CGM沿着已知点处的梯度所构造出的共轭方向迭代搜索目标函数的极小点,迭代过程中对壁厚猜测值的修正可表示为:
$$ {d_i}_{ + 1} = {d_i} - {\alpha _i}{\mathit{\boldsymbol{\gamma }}_i} $$ (7) 式中:αi为搜索步长;γi为搜索方向。
搜索步长αi表示为:
$${\alpha _i}{\rm{ = }}\sum\limits_{k = 1}^K {[T_k^{{\rm{cal}}}({d_i}) - T_k^{{\rm{mea}}}]\nabla T_k^{{\rm{cal}}}({d_i}){\mathit{\boldsymbol{\gamma }}_i}} /\sum\limits_{k = 1}^K {\nabla T_k^{{\rm{cal}}}({d_i}){\mathit{\boldsymbol{\gamma }}_i}} $$ (8) 搜索方向γi可由下式表示:
$${\boldsymbol{\gamma} _i}{\rm{ = }}\nabla J({d_i}) + {\beta _i}{d_{i - 1}}$$ (9) 式中:▽J(di)为目标函数的梯度;βi为共轭系数,可根据式(10)计算:
$${\beta _i}{\rm{ = }}{\left[ {\nabla J({d_i})/\nabla J({d_{i - 1}})} \right]^2}$$ (10) 利用CGM根据红外热像图中正常区域温度反演该位置处的脱硫塔内壁热流q,其过程可参考公式(6)~(10),在此就不一一赘述。
2.3 迭代求解流程
应用CGM根据脱硫塔红外热像图反演壁厚的计算步骤如下:
1)根据红外热像图,对异常区域进行辨识;
2)反演异常区域脱硫塔内壁热流q;
3)给出壁厚初始猜测值d0;
4)通过求解公式(1)~(4),得到测点处的计算温度Tkmea(k=1, 2, …, K),并代入公式(5):
$$J({d_i}) = \sum\limits_{k = 1}^K {{{[T_k^{\rm{cal}}({d_i}) - T_k^{\rm{mea}}]}^2}} \leqslant \varepsilon $$ (11) 如果满足上述条件,di即为所求,停止迭代;否则继续;
5)按公式(8)~(10)对CGM里的参数进行更新;
6)根据公式(7)更新壁厚d的猜测值,并返回步骤4)。
3. 脱硫塔检测结果及分析
选取环境温度Tf=20℃,对流换热系数h=10 W/(m2·K)。异常区域温度测点数量K=3;正常区域温度M=2。考虑到实际测量过程中,温度测量误差是无法消除的,通过现场标定,测量误差σ=0.055℃,ε=0.01。
1)数值实验验证
为了验证检测系统的有效性和精确性,本文先进行脱硫塔内部缺陷检测的数值实验。在数值实验中,脱硫塔的热边界条件、几何参数和热物性参数均与实际过程相同,假设真实壁厚de=16 mm。

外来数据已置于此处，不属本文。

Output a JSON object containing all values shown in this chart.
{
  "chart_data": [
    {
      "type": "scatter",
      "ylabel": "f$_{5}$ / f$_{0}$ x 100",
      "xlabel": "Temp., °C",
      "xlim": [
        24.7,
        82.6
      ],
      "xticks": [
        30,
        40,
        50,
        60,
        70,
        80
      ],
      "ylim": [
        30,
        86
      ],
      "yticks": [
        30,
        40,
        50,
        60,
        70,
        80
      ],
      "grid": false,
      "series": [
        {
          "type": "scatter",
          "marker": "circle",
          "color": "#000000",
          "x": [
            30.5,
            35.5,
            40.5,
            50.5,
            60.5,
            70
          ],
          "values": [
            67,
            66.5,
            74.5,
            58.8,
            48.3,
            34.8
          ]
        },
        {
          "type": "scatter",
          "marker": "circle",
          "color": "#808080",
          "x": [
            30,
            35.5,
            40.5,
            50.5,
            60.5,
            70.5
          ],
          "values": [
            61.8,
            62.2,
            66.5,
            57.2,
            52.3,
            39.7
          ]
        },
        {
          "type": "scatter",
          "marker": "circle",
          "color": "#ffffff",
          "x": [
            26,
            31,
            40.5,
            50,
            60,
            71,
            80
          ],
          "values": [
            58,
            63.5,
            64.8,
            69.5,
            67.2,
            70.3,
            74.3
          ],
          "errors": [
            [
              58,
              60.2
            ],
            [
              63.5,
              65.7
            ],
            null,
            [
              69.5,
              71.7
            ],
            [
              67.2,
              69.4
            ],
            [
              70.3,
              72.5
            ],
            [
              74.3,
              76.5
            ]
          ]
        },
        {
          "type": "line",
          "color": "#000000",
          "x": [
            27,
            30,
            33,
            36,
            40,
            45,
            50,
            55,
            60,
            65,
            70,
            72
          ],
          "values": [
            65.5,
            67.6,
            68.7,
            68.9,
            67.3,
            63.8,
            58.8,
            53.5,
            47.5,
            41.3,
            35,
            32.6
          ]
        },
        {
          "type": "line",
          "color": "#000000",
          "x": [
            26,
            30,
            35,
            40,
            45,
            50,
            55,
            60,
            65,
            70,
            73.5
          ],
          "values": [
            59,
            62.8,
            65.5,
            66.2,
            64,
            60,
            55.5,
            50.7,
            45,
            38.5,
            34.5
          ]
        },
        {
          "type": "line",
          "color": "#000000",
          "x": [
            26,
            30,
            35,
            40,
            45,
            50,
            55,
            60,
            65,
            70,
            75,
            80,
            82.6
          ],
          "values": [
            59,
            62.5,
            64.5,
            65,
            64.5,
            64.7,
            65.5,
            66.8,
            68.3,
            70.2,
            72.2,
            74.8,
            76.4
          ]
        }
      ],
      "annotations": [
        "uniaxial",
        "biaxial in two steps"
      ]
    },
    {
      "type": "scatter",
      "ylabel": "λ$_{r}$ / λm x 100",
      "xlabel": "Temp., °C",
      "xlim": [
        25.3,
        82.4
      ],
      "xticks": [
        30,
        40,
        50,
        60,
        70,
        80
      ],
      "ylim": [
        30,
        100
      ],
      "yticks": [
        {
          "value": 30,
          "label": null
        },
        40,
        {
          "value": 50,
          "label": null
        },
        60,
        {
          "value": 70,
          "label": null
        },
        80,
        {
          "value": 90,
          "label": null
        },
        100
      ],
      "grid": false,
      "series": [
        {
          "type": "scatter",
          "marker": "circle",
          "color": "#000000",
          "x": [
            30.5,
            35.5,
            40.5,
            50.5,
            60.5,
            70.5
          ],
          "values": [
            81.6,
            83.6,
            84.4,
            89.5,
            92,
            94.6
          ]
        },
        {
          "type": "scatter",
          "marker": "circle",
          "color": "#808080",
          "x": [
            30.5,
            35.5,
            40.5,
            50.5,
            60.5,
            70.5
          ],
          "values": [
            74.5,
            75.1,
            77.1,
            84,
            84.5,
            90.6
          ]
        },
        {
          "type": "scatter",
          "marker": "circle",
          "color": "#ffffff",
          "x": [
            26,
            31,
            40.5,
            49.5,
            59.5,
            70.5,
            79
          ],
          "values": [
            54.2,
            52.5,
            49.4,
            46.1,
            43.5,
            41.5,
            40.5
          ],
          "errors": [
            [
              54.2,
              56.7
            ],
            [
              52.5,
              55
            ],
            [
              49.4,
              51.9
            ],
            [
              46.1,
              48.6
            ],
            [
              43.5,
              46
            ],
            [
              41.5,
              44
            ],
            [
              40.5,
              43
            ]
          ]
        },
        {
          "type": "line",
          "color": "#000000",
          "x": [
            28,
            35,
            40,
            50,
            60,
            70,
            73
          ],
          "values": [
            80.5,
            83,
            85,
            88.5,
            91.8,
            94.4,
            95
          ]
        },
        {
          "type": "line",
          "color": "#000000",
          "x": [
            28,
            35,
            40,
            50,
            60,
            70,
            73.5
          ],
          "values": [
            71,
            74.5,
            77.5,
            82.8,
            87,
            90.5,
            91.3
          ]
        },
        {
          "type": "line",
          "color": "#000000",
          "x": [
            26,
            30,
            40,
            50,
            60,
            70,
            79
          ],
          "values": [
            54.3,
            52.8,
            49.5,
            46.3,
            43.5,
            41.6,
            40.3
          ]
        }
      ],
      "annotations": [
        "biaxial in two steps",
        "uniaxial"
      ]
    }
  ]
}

数值实验中设置不同大小的测量误差,以考察测量误差对缺陷检测结果的影响。实验结果如表 2所示。
表 2 不同测量误差时的检测结果Table 2. The detection results of the different measurementerrorsMeasurement
error σDetect wall
thickness d/mmRelative
error/ %0.055 15.92 0.50 0.1 16.35 2.19 0.2 17.14 7.13 从表 2可以看出,随着测量误差的增大,壁厚检测结果的精确性下降。如σ=0.2℃时,相对误差为7.13%,在工程上可以接受。
2)依据现场红外热像反演
① 高温区域1
如图 3所示,高温区域1的最高温度为48.2℃,区域的最大温差为1.4℃。利用基于导热反问题的脱硫塔壁厚检测方法,对高温区域1的壁厚进行计算,结果为d=14.6 mm,即该区域玻璃鳞片厚度为0.6 mm。考虑到计算误差,可判定为防腐涂层已磨损殆尽或脱落,若不处理,塔壁金属将受到快速腐蚀。在检测后30天左右,脱硫塔停机检修,发现高温区域1的防腐涂层已脱落,证实了本方法的正确性。
② 高温区域2
如图 4所示,高温区域2的最高温度为48.3℃,区域的最大温差为1.2℃。对高温区域2的壁厚进行反演:d=15.8 mm,即该区域防腐涂层厚度为1.8 mm,可判定为防腐涂层已减薄。
③ 高温区域3
如图 5所示,高温区域3的最高温度为48.1℃,区域的最大温差为3.7℃。对高温区域3的壁厚进行反演:d=6.5mm。表明该区域脱硫塔金属塔壁已发生腐蚀,减薄了7.5mm,应尽快排查、检修。
4. 结论
本文采用导热反问题的方法,根据红外热像图对运行中的脱硫塔壁厚进行了检测。其中,脱硫塔壁厚和脱硫塔内壁面热流的反演均采用共轭梯度法。首先通过数值实验,验证了本方法的可行性。然后,依据红外热像进行反演,发现脱硫塔筒体腐蚀1处,防腐涂层脱落1处,防腐涂层减薄1处。在后续的停机检修时对上述部进行了复核,均验证了上述检测结果,表明了基于表面红外热像的脱硫塔壁厚定量检测方法的有效性和准确性。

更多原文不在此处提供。